» Prodigal Son Finds New Voice in Home

You couldn’t ask for a homier book to read than Marilynne Robinson’s new novel­—Home feels familiar to the reader from page one.

Robinson’s third work of fiction—a companion to her earlier work, Gilead—takes place in Gilead, Iowa, a drowsy and largely homogenous town. A Pulitzer Prize-winning author, Robinson herself is from the Pacific Northwest, but she became familiar with her region of interest during her post at the Iowa Writers’ Workshop.

An elegant reprisal of the story of the prodigal son, Home unfolds with the return of Jack, a son of the former pastor of Gilead, Robert Boughton. Upon Jack’s return, he sees Glory, his sister who has also returned, nursing their father, as well as her own heart, back to health. Yet Robinson reverses the narrative and readers hear Jack’s story through the eyes of Glory. The elegantly structured book reads quietly and with a touch of melancholy, like an Annie Proulx or Willa Cather novel at its best.

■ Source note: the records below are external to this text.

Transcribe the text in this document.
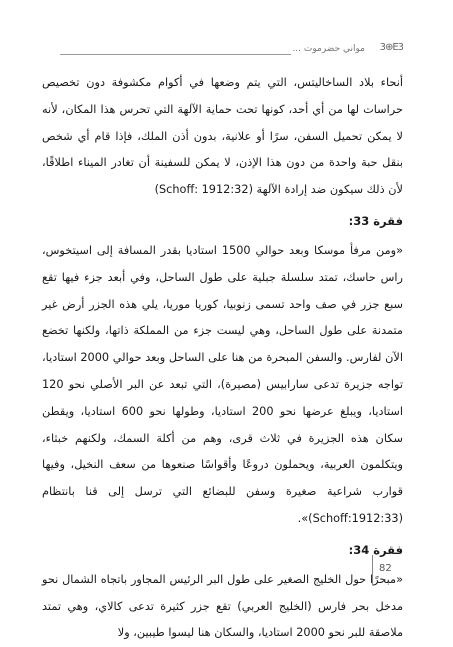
مواني حضرموت ... 3⊕E3

أنحاء بلاد الساخاليتس، التي يتم وضعها في أكوام مكشوفة دون تخصيص حراسات لها من أي أحد، كونها تحت حماية الآلهة التي تحرس هذا المكان، لأنه لا يمكن تحميل السفن، سرًا أو علانية، بدون أذن الملك، فإذا قام أي شخص بنقل حبة واحدة من دون هذا الإذن، لا يمكن للسفينة أن تغادر الميناء اطلاقًا، لأن ذلك سيكون ضد إرادة الآلهة (Schoff: 1912:32)

فقرة 33:

«ومن مرفأ موسكا وبعد حوالي 1500 استاديا بقدر المسافة إلى اسيتخوس، راس حاسك، تمتد سلسلة جبلية على طول الساحل، وفي أبعد جزء فيها تقع سبع جزر في صف واحد تسمى زنوبيا، كوريا موريا، يلي هذه الجزر أرض غير متمدنة على طول الساحل، وهي ليست جزء من المملكة ذاتها، ولكنها تخضع الآن لفارس. والسفن المبحرة من هنا على الساحل وبعد حوالي 2000 استاديا، تواجه جزيرة تدعى سارابيس (مصيرة)، التي تبعد عن البر الأصلي نحو 120 استاديا، ويبلغ عرضها نحو 200 استاديا، وطولها نحو 600 استاديا، ويقطن سكان هذه الجزيرة في ثلاث قرى، وهم من أكلة السمك، ولكنهم خبثاء، ويتكلمون العربية، ويحملون دروعًا وأقواسًا صنعوها من سعف النخيل، وفيها قوارب شراعية صغيرة وسفن للبضائع التي ترسل إلى قنا بانتظام (Schoff:1912:33)».

فقرة 34:

«مبحرًا حول الخليج الصغير على طول البر الرئيس المجاور باتجاه الشمال نحو مدخل بحر فارس (الخليج العربي) تقع جزر كثيرة تدعى كالاي، وهي تمتد ملاصقة للبر نحو 2000 استاديا، والسكان هنا ليسوا طيبين، ولا

82
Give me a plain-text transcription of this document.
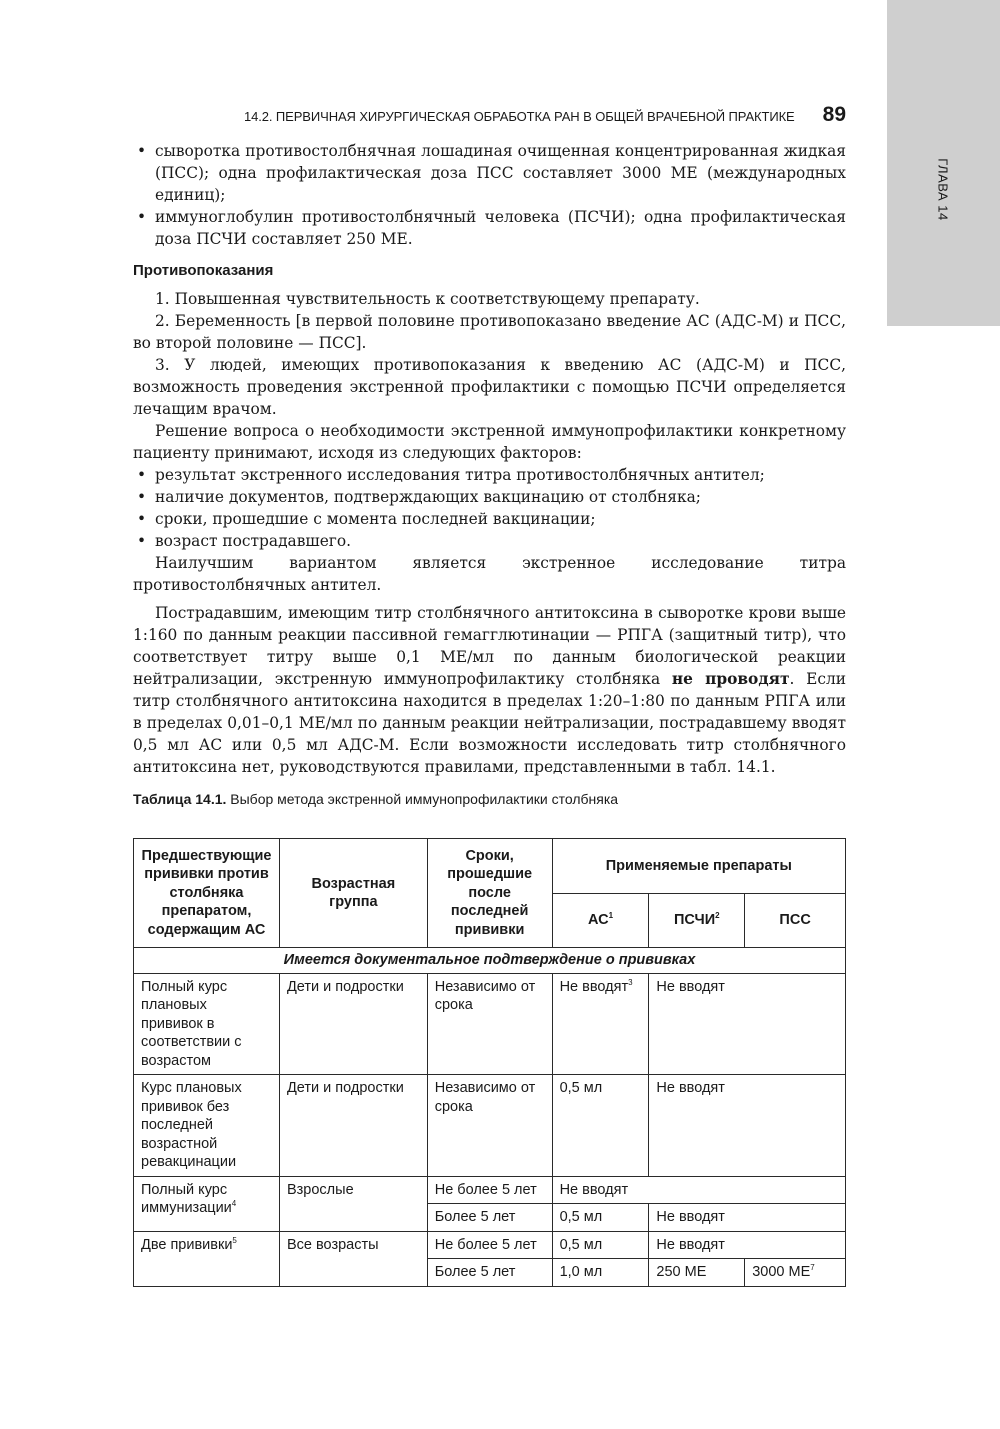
ГЛАВА 14
14.2. ПЕРВИЧНАЯ ХИРУРГИЧЕСКАЯ ОБРАБОТКА РАН В ОБЩЕЙ ВРАЧЕБНОЙ ПРАКТИКЕ 89

• сыворотка противостолбнячная лошадиная очищенная концентрированная жидкая (ПСС); одна профилактическая доза ПСС составляет 3000 МЕ (международных единиц);

• иммуноглобулин противостолбнячный человека (ПСЧИ); одна профилактическая доза ПСЧИ составляет 250 МЕ.

Противопоказания

1. Повышенная чувствительность к соответствующему препарату.

2. Беременность [в первой половине противопоказано введение АС (АДС-М) и ПСС, во второй половине — ПСС].

3. У людей, имеющих противопоказания к введению АС (АДС-М) и ПСС, возможность проведения экстренной профилактики с помощью ПСЧИ определяется лечащим врачом.

Решение вопроса о необходимости экстренной иммунопрофилактики конкретному пациенту принимают, исходя из следующих факторов:

• результат экстренного исследования титра противостолбнячных антител;

• наличие документов, подтверждающих вакцинацию от столбняка;

• сроки, прошедшие с момента последней вакцинации;

• возраст пострадавшего.

Наилучшим вариантом является экстренное исследование титра противостолбнячных антител.

Пострадавшим, имеющим титр столбнячного антитоксина в сыворотке крови выше 1:160 по данным реакции пассивной гемагглютинации — РПГА (защитный титр), что соответствует титру выше 0,1 МЕ/мл по данным биологической реакции нейтрализации, экстренную иммунопрофилактику столбняка не проводят. Если титр столбнячного антитоксина находится в пределах 1:20–1:80 по данным РПГА или в пределах 0,01–0,1 МЕ/мл по данным реакции нейтрализации, пострадавшему вводят 0,5 мл АС или 0,5 мл АДС-М. Если возможности исследовать титр столбнячного антитоксина нет, руководствуются правилами, представленными в табл. 14.1.

Таблица 14.1. Выбор метода экстренной иммунопрофилактики столбняка

Предшествующие прививки против столбняка препаратом, содержащим АС	Возрастная группа	Сроки, прошедшие после последней прививки	Применяемые препараты		
			$АС^1$	ПСЧИ$^2$	ПСС
Имеется документальное подтверждение о прививках					
Полный курс плановых прививок в соответствии с возрастом	Дети и подростки	Независимо от срока	Не вводят$^3$	Не вводят	
Курс плановых прививок без последней возрастной ревакцинации	Дети и подростки	Независимо от срока	0,5 мл	Не вводят	
Полный курс иммунизации$^4$	Взрослые	Не более 5 лет	Не вводят		
		Более 5 лет	0,5 мл	Не вводят	
Две прививки$^5$	Все возрасты	Не более 5 лет	0,5 мл	Не вводят	
		Более 5 лет	1,0 мл	250 МЕ	3000 $МЕ^7$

The power, though, lies in the claustrophobic narrowness of the scope. It is very much self-involved, like Steinbeck’s East of Eden, but instead of building upon change, it flows along as if nothing has changed, or is changing.

The only perceptible character developments are minute: Jack, unlike the way he vanished from Gilead for 20 years when he got an underage girl pregnant, fixes the car, cleans the yard, and helps his feeble father with the challenges of daily life.
Jack’s transformation, though subtle, fares powerfully especially at story’s end. The poignant exchange between Jack’s wife and Glory proves to be a powerful one that partially elucidates Jack’s unfathomable psychology.

However, like a difficult puzzle, Jack can’t really be understood, from start to finish. The prodigal son archetype, then, is never fulfilled here, as Jack remains only partially transformed, only slightly redeemed.

The identity of Jack’s wife Della brings the story back full-circle, yet her significance is never fully explained. She remains a vehicle for Jack’s evolution, but at the same time veiled. She speaks just a few lines, and she, like Jack, talks in riddles, and guards the remaining information.

Though Robinson does not give a sense of completion to the book—not one character seems to have reached closure, not Robert, Glory, Della, or even Jack—she surely uses her insular platform to address larger cultural issues, and in particular, the tumultuous racial divide in 1950s America.

The book builds up in the way poetry sometimes does—in a slow, repetitive sequence that gives way to larger meaning. It is hard to discern what that meaning is here, but for those who enjoy that patient wait, that difficult search, this book is a catch. It holds a subtle beauty and an elusive mystery that is sure to make the reader work for it.